As time has gone on since 2020, I've felt like I am unwanted in the community or to friends, like an annoyance, and stuff like that. And just a feeling of being unhappy with myself. Ultimately, I want to take the time to address my life and my future because I am unhappy with my life's current status. I am aware that I can be/am an annoying meme lord, but that's not the person I want to be. I am not asking for support because this is a battle I have to face, but I want to let people know what will happen because it would be wrong for me to dip and not tell anyone.
Now, the future of the 'Scribby' or 'Scrubby' is indefinitely is currently suspended. I'm not trying to sound like an edgelord saying this, but I just need to get away from everything for my own sake. I just need to get out and address my mental health.
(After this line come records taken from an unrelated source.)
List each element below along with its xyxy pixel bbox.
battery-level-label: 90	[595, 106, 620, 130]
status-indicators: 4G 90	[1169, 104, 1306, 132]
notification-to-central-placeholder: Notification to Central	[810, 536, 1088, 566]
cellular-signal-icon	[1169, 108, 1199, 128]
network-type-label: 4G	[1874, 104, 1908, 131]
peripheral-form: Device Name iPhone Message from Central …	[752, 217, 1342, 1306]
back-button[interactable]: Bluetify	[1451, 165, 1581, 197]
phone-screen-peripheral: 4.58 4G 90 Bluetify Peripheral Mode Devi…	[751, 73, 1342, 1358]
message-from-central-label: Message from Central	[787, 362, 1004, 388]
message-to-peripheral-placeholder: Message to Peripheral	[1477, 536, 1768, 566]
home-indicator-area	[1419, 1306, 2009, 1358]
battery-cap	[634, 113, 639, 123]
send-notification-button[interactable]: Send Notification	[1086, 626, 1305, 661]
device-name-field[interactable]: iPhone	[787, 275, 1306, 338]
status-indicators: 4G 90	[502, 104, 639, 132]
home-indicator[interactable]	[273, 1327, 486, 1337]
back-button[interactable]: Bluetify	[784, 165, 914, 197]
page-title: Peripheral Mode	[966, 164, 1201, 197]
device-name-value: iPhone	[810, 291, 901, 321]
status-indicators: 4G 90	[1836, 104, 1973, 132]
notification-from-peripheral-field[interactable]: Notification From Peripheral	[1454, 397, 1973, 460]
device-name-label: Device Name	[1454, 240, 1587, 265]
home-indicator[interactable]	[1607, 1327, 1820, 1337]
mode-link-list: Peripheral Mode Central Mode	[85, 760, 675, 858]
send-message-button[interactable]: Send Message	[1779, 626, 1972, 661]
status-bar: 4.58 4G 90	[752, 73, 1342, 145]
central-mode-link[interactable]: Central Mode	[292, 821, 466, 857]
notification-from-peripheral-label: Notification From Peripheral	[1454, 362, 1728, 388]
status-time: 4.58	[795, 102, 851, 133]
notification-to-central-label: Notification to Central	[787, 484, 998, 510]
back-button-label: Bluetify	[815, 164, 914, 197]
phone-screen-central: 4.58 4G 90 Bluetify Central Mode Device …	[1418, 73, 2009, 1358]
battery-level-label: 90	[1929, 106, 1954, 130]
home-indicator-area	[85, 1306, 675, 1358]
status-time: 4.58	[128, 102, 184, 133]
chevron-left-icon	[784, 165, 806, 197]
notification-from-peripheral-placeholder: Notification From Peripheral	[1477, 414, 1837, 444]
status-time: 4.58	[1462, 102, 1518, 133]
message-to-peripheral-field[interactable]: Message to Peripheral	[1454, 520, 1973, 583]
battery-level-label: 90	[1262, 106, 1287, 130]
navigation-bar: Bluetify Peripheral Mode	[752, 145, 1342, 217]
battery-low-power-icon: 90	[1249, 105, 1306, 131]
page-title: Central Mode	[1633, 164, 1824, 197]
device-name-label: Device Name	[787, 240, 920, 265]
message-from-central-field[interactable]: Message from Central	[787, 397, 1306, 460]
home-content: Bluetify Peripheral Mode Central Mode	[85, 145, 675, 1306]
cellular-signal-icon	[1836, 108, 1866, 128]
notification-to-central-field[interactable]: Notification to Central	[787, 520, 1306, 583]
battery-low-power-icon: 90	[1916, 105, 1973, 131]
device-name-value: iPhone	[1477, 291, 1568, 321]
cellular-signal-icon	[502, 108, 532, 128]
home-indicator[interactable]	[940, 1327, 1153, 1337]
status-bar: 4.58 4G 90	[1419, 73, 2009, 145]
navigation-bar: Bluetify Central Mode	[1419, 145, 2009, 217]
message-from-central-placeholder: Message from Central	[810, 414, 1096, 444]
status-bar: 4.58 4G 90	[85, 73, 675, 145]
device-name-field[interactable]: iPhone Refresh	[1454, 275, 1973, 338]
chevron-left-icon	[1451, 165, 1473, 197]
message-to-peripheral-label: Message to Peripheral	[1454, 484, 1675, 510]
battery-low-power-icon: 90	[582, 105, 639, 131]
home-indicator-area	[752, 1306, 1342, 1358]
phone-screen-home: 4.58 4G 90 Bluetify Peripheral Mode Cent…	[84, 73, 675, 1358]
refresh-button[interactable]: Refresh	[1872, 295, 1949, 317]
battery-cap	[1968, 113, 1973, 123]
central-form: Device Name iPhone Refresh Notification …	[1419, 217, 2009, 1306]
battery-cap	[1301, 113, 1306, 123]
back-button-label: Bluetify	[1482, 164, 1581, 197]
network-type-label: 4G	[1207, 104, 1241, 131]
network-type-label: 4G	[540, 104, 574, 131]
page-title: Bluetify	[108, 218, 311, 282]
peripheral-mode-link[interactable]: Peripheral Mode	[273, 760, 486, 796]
I spoke about my departure once ELLIE'S releases, but that's been pushed to now.
ELLIE'S will be okay and will be completely unaffected by the departure; in fact, I would argue that this will be beneficial for the game and make me more engaged with it. I will still be hard at work on the game, and it will release on this same page in April or June.
Maybe later, I'll return, but I wouldn't raise your hopes, but I just want to focus on myself and focus on my life, maybe go to college to learn about aerospace or something on geology.